Die Spezifikationen für die Brennstoffzellen findest Du problemlos auf den Datenblättern der Anbieter. Z.B. bei Symbio.
Eine LKW-Brennstoffzelle hat eine garantierte Lebensdauer von etwa 2 Mio km (bzw. den entsprechenden Betriebsstunden); Tendenz steigend. Bei einem PKW sind die Werte tiefer, aber inzwischen kein relevantes Thema mehr.

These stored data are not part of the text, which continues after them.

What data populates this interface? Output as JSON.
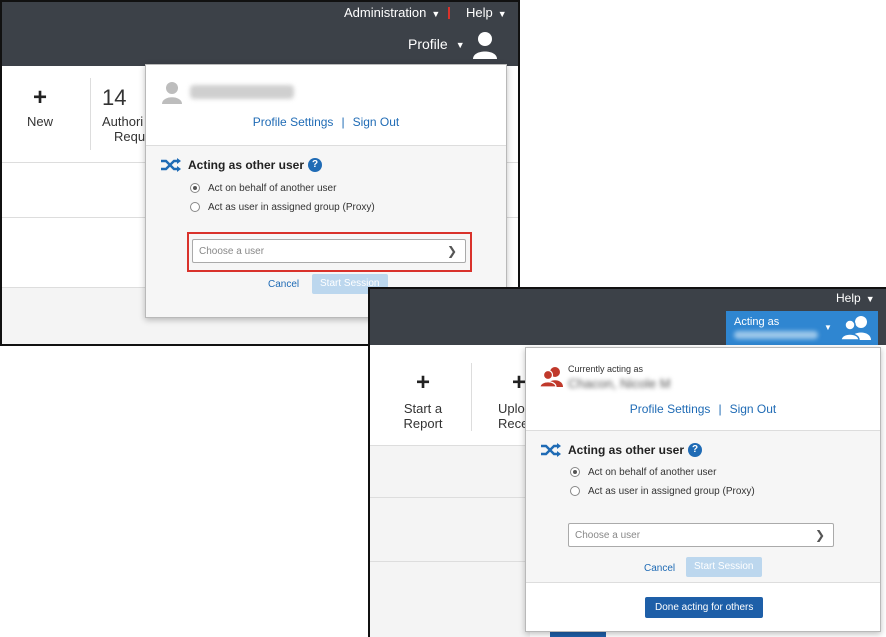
{
  "screenshot1": {
    "header": {
      "administration_label": "Administration",
      "help_label": "Help",
      "profile_label": "Profile"
    },
    "tiles": {
      "new_label": "New",
      "count_partial": "14",
      "auth_line1": "Authori",
      "auth_line2": "Requ"
    },
    "panel": {
      "profile_settings": "Profile Settings",
      "sign_out": "Sign Out",
      "acting_heading": "Acting as other user",
      "help_glyph": "?",
      "option_behalf": "Act on behalf of another user",
      "option_proxy": "Act as user in assigned group (Proxy)",
      "choose_placeholder": "Choose a user",
      "cancel_label": "Cancel",
      "start_label": "Start Session"
    }
  },
  "screenshot2": {
    "header": {
      "help_label": "Help",
      "acting_as_label": "Acting as"
    },
    "tiles": {
      "start_line1": "Start a",
      "start_line2": "Report",
      "upload_line1": "Uplo",
      "upload_line2": "Rece"
    },
    "panel": {
      "currently_acting": "Currently acting as",
      "acting_name": "Chacon, Nicole M",
      "profile_settings": "Profile Settings",
      "sign_out": "Sign Out",
      "acting_heading": "Acting as other user",
      "help_glyph": "?",
      "option_behalf": "Act on behalf of another user",
      "option_proxy": "Act as user in assigned group (Proxy)",
      "choose_placeholder": "Choose a user",
      "cancel_label": "Cancel",
      "start_label": "Start Session",
      "done_label": "Done acting for others"
    }
  },
  "colors": {
    "topbar": "#3c4148",
    "link": "#1f6bb5",
    "highlight_border": "#d9322b",
    "acting_box": "#2f86d1",
    "done_button": "#1e5fa8",
    "start_button_disabled": "#bcd7ee",
    "proxy_icon": "#c0392b"
  },
  "icons": [
    "user-avatar-icon",
    "caret-down-icon",
    "shuffle-icon",
    "help-icon",
    "chevron-down-icon",
    "plus-icon",
    "users-group-icon",
    "proxy-users-icon"
  ]
}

Wartung braucht es in dieser Zeit praktisch keine. Einfach gelegentlich ein paar Filter wechseln und die Dichte prüfen.
Die Preise sind, bzw. waren bisher ein Thema. Nachdem nun innert eines Jahres aber etwa ein Dutzend Brennstoffzellen-Fabriken in Produktion gehen (darunter Bosch, Symbio, Cellcentric (Daimler/Volvo), …), wird der Preis mit der industriellen Produktion zuerst mal etwa gedrittelt. Bis 2030 erwartet man dann noch einmal eine Halbierung. Dann wird 30kW-fc/30kW-akku/6kgH2 billiger sein als 120 kWh Batterie.